Posted: Tuesday, June 15, 2021. 3:18 pm CST.
By Aaron Humes: Parts of the Belize Barrier Reef, the primary component of the Mesoamerican Barrier Reef System running from southern Mexico to Honduras, will soon be insured by the nonprofit MAR Fund with grant money from the InsuResilience Solutions Fund, backed by the German government, according to the Guam Daily Post.
Insurance is the newest means of preserving these valuable assets as climate change threatens coral reefs around the world, according to conservation experts. A decade after experts first discussed the idea of reef insurance, Mexico’s Quintana Roo state government in 2019 took out what was likely the world’s first policy, covering areas near the tourist resorts of Cancun.

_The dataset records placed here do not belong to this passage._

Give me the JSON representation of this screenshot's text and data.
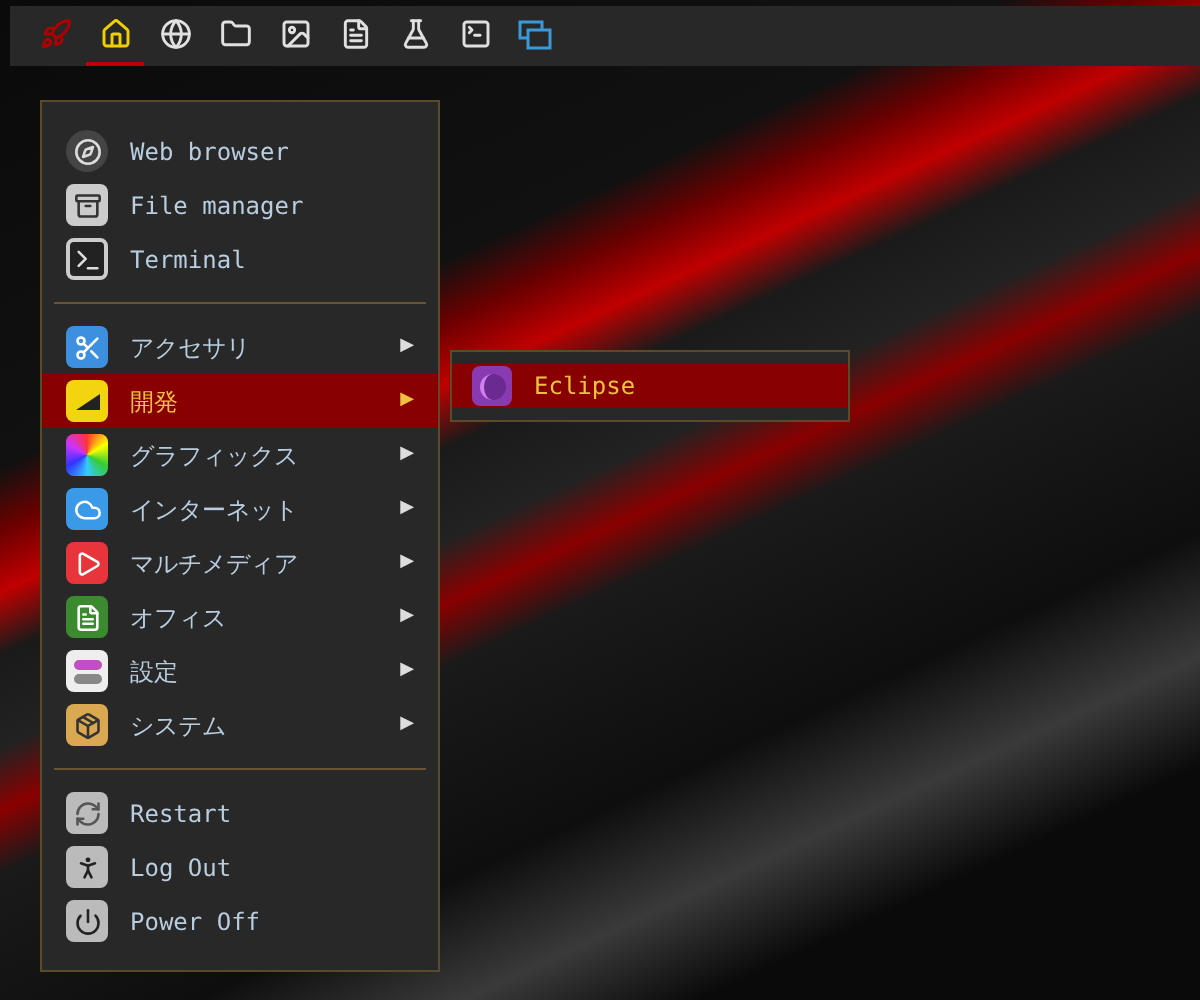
{
  "taskbar": {
    "items": [
      {
        "kind": "launcher",
        "selected": false
      },
      {
        "kind": "home",
        "selected": true
      },
      {
        "kind": "globe",
        "selected": false
      },
      {
        "kind": "folder",
        "selected": false
      },
      {
        "kind": "image",
        "selected": false
      },
      {
        "kind": "document",
        "selected": false
      },
      {
        "kind": "flask",
        "selected": false
      },
      {
        "kind": "terminal",
        "selected": false
      },
      {
        "kind": "windows",
        "selected": false
      }
    ]
  },
  "menu": {
    "apps": [
      {
        "label": "Web browser",
        "kind": "browser"
      },
      {
        "label": "File manager",
        "kind": "files"
      },
      {
        "label": "Terminal",
        "kind": "terminal"
      }
    ],
    "categories": [
      {
        "label": "アクセサリ",
        "kind": "scissors",
        "arrow": "▶",
        "selected": false
      },
      {
        "label": "開発",
        "kind": "dev",
        "arrow": "▶",
        "selected": true
      },
      {
        "label": "グラフィックス",
        "kind": "graphics",
        "arrow": "▶",
        "selected": false
      },
      {
        "label": "インターネット",
        "kind": "cloud",
        "arrow": "▶",
        "selected": false
      },
      {
        "label": "マルチメディア",
        "kind": "play",
        "arrow": "▶",
        "selected": false
      },
      {
        "label": "オフィス",
        "kind": "office",
        "arrow": "▶",
        "selected": false
      },
      {
        "label": "設定",
        "kind": "toggles",
        "arrow": "▶",
        "selected": false
      },
      {
        "label": "システム",
        "kind": "box",
        "arrow": "▶",
        "selected": false
      }
    ],
    "actions": [
      {
        "label": "Restart",
        "kind": "restart"
      },
      {
        "label": "Log Out",
        "kind": "logout"
      },
      {
        "label": "Power Off",
        "kind": "power"
      }
    ]
  },
  "submenu": {
    "items": [
      {
        "label": "Eclipse",
        "selected": true
      }
    ]
  }
}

The policies will pay out after hurricanes to fund repairs and debris cleaning.
Claudia Ruiz, Reef Rescue Initiative coordinator at MAR Fund stated that such insurance helping the biodiversity of the reef and also the coastal communities that depend on the reef.
“How important is this from 0 to 10? I’d say 10,” said, which works on the conservation and sustainable use of the Mesoamerican reef.

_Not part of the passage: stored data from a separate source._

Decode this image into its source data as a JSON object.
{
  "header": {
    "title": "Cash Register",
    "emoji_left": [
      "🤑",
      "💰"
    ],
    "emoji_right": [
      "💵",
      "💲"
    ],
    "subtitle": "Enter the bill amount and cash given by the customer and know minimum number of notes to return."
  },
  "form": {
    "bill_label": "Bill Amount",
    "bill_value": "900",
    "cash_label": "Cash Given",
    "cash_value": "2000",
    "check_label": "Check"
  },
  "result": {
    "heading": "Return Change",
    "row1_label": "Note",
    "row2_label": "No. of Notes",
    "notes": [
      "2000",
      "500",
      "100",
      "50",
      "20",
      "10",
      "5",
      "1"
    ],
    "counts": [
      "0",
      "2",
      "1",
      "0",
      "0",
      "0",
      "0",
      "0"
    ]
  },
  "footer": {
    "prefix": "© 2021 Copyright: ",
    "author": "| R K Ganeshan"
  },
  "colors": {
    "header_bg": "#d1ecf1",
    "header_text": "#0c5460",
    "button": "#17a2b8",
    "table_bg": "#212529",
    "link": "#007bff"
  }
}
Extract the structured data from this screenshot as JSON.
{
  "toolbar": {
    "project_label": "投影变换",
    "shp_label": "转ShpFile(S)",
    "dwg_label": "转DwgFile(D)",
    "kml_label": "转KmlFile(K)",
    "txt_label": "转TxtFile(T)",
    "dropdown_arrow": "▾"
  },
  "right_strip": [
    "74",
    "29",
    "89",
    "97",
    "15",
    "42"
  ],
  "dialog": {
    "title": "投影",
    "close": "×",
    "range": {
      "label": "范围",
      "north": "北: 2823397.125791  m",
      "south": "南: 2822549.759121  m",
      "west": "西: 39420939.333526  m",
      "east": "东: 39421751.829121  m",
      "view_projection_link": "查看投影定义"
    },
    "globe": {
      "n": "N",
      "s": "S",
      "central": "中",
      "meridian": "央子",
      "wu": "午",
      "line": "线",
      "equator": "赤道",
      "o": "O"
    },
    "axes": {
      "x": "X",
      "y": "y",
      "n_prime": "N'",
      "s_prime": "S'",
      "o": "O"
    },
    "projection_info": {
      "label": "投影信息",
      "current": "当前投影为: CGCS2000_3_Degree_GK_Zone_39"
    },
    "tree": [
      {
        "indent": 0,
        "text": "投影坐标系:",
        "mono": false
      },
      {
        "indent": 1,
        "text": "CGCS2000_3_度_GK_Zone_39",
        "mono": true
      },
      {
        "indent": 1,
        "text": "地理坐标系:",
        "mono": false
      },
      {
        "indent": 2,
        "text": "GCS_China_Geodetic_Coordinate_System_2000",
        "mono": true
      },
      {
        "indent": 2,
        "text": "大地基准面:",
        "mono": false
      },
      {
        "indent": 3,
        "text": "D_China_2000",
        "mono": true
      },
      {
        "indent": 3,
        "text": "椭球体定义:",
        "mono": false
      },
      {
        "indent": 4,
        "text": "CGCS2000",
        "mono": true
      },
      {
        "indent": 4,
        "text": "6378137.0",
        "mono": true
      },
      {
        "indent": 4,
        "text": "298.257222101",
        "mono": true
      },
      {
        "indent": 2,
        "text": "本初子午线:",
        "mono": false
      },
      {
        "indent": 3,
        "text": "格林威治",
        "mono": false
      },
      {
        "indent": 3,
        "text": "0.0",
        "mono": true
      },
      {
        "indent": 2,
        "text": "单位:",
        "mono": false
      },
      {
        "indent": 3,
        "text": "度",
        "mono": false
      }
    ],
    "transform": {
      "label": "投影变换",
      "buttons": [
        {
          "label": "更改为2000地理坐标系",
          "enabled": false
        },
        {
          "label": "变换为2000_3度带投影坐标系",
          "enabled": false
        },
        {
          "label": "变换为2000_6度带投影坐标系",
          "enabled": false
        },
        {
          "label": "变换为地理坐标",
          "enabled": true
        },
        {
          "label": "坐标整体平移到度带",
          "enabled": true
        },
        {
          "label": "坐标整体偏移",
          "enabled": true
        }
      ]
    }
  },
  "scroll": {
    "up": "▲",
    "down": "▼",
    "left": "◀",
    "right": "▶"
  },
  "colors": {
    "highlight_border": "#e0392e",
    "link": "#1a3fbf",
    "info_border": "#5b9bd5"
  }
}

Coral reefs are essential for protecting aquatic life and shielding coastlines from storms, but they are under threat from pollution and warmer oceans due to climate change. That stress has led to their bleaching – in which ailing coral expel the colorful algae living on them – which increases the likelihood the coral will die.
Though healthy reefs can recover from hurricanes, climate change has made that harder, scientists say. Quick payouts to help remove debris after storms and stick broken corals back together can help, reef experts say.
Around the world, insurers are increasingly offering policies to cover climate change-related threats, from flooding to wildfires.
The policies pay out if a pre-determined trigger is passed, such as the size of a hurricane or flood, rather than according to the actual damage, allowing for quicker delivery of needed recovery cash.
But some environmentalists have doubts about the new approach, saying other integral parts of coastal ecosystems such as mangroves and seagrasses. Those involved in the new insurance push said it was a first step and work was underway on similar insurance for mangroves, which absorb climate-changing emissions, serve as fish nurseries and protect coasts from storm surges.